The tank not being level should not effect its ability to read the specific gravity of the water but any mineral buildup or residues on the side may effect buoyancy. Some of these are temperature specific and if I recall are set for reading at a temperature of 77F. Even still it should have read some salinity if the salt was dissolved into the water. Can you take it to a Local Fish Store and have it tested against another source or system of measurement? I know you may have checked already but is there a possible crack and it is no longer reading right?


----------



## nbn (Jan 8, 2013)

just want to keep you updated. I tried mixing a 4 gallon bucket with about 1 1/2 cup of salt, and the result was I got a reading. It was around 1.020. So I am glad its not my hydrometer (floating) but I STILL can't get a good reading with it in my tank. Oh well, I guess that's what happen when its a 5 bucks measuring device. 

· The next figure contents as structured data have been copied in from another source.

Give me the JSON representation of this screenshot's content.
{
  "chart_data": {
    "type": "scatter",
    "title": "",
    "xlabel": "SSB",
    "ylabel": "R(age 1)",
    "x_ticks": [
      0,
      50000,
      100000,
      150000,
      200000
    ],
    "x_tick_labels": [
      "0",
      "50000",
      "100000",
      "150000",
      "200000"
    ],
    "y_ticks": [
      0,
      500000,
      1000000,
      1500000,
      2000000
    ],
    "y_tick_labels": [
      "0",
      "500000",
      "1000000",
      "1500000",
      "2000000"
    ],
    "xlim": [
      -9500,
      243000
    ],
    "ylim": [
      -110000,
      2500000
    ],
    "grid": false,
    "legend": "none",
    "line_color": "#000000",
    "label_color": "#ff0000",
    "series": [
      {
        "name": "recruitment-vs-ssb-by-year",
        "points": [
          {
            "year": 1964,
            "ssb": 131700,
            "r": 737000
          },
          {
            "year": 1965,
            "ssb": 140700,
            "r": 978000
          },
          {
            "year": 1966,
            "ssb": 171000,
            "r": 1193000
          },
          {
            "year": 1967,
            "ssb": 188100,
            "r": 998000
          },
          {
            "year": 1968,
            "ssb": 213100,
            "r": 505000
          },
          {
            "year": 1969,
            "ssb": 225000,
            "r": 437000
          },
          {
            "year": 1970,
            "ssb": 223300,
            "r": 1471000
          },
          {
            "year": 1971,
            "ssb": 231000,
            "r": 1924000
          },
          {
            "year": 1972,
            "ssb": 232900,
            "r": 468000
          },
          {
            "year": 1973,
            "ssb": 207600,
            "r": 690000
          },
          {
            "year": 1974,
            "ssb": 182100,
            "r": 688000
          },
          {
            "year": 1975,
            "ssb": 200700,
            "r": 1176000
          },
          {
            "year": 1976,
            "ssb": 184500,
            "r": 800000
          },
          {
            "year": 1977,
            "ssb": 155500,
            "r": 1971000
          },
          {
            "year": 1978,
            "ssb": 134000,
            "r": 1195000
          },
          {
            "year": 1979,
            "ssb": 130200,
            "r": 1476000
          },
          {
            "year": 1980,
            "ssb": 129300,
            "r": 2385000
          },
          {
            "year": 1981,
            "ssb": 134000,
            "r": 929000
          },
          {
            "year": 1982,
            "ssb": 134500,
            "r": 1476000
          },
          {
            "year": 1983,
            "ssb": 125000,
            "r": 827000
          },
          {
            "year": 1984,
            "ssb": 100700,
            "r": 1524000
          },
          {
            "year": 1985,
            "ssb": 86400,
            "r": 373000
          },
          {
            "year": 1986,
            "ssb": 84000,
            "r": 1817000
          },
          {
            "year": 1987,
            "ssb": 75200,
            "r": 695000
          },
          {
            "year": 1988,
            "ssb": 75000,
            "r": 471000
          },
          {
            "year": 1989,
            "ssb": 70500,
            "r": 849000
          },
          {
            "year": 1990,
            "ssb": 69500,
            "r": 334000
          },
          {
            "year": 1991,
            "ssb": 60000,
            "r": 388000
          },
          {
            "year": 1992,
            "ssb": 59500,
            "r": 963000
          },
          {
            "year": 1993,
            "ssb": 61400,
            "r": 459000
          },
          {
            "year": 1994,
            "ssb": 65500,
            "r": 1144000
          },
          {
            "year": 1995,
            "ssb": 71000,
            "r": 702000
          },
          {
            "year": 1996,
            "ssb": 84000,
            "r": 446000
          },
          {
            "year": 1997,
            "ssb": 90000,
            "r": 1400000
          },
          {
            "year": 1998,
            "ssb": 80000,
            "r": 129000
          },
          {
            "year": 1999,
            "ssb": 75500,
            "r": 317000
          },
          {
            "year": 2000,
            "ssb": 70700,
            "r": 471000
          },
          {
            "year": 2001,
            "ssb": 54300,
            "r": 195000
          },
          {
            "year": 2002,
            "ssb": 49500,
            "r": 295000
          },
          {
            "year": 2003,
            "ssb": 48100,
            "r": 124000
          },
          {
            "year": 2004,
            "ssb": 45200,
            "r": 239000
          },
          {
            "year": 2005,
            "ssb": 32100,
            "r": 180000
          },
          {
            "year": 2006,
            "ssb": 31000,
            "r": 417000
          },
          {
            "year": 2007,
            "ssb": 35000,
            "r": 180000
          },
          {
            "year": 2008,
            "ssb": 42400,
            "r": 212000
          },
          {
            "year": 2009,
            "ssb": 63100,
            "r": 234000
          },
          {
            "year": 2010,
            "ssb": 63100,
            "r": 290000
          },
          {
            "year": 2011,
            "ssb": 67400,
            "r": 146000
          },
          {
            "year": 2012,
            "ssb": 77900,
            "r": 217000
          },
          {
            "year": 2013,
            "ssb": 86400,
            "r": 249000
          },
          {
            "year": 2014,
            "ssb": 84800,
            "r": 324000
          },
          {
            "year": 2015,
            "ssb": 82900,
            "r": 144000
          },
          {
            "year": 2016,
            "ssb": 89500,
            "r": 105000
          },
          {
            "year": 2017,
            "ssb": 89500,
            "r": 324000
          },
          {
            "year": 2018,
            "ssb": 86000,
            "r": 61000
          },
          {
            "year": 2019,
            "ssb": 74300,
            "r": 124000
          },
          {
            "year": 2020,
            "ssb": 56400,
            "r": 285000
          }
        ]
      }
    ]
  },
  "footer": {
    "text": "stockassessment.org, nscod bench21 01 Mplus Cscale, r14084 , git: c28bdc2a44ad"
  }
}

Anyway, I think my tank has enough salt already so I will stop now. Do you know if the height of my water level will have an effect on the reading? Because my tank is pretty tall 2 feet.


----------



## badxgillen (Aug 20, 2010)

No the depth will not change the reading,it is the dissolved salts in the water that causes the hydrometer to gain buoyancy, not volume of water.


----------